El reclamo del GAFI se explicitó a través de un documento de 25 carillas que el GAFI subió ayer a su página de Internet, y que sirve de “resumen ejecutivo” de la evaluación que un grupo de expertos de todo el mundo llevó adelante sobre el país.

Ese informe, que las delegaciones miembros del GAFI aprobaron en París el 22 de octubre último, se convirtió en el reporte más duro efectuado sobre un país miembro del grupo desde su creación, en 1989. Concluye que sobre 49 ejes sujetos a revisión (”recomendaciones”), la Argentina sólo registró 3 total o mayormente cumplidas y el resto, parcial o totalmente incumplidas.

Entre otros temas, el reporte concluye que la UIF carece de facultades legales para efectuar inspecciones -tal como argumentó su titular, José Sbattella mediante una resolución-, que las estadísticas de esa unidad son incompletas y carecen de credibilidad y que su actuación debe mejorar de manera sustancial.

El informe también señala que la normativa antilavado debe ampliarse o reforzarse sobre otras actividades y profesionales (casinos, escribanos, abogados y corredores inmobiliarios, entre otros), y que la UIF, el Banco Central, la Comisión Nacional de Valores (CNV) y la Superintentendencia de Seguros deben intercambiar su información.

La evaluación no sólo se centra en las tareas pendientes para el Poder Ejecutivo Nacional, sino que también expone una amplia agenda pendiente para el Congreso, y subraya que las provincias y la Nación deberían compartir, por ejemplo, sus registros de sociedades comerciales y de propiedades inmuebles.

Junto a la difusión del informe, el GAFI dio sus primeros pasos que pueden terminar con graves sanciones contra el país.

El primer paso fue el envío de una carta formal al Gobierno, en la que expresó su “decepción” y su “seria preocupación” ante las falencias del sistema local, que urgió a revertirlo.

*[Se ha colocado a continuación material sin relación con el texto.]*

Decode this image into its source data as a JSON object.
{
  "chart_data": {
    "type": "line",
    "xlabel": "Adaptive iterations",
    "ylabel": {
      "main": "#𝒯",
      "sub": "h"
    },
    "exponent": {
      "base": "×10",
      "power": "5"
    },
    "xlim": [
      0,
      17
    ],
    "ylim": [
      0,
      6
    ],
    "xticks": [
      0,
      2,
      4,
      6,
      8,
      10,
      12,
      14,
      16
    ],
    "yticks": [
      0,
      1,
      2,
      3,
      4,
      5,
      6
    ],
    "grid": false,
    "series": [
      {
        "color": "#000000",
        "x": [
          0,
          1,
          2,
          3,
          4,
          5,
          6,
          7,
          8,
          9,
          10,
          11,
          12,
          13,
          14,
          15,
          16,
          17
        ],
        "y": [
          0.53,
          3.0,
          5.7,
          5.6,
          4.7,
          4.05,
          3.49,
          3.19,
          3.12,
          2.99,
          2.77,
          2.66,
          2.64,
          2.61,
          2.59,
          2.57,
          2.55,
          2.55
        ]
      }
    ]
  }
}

El segundo paso se dará a mediados del mes próximo, cuando el presidente del GAFI, Luis Urrutia Corral vendrá a Buenos Aires para dialogar con las autoridades locales.

El tercer paso, en tanto, podría concretarse en febrero, cuando el plenario del grupo volverá a reunirse para evaluar las eventuales mejorías de la Argentina -o su ausencia- y determinar si lo somete al proceso que podría concluir, en octubre, con su ingreso en la llamada “lista gris”.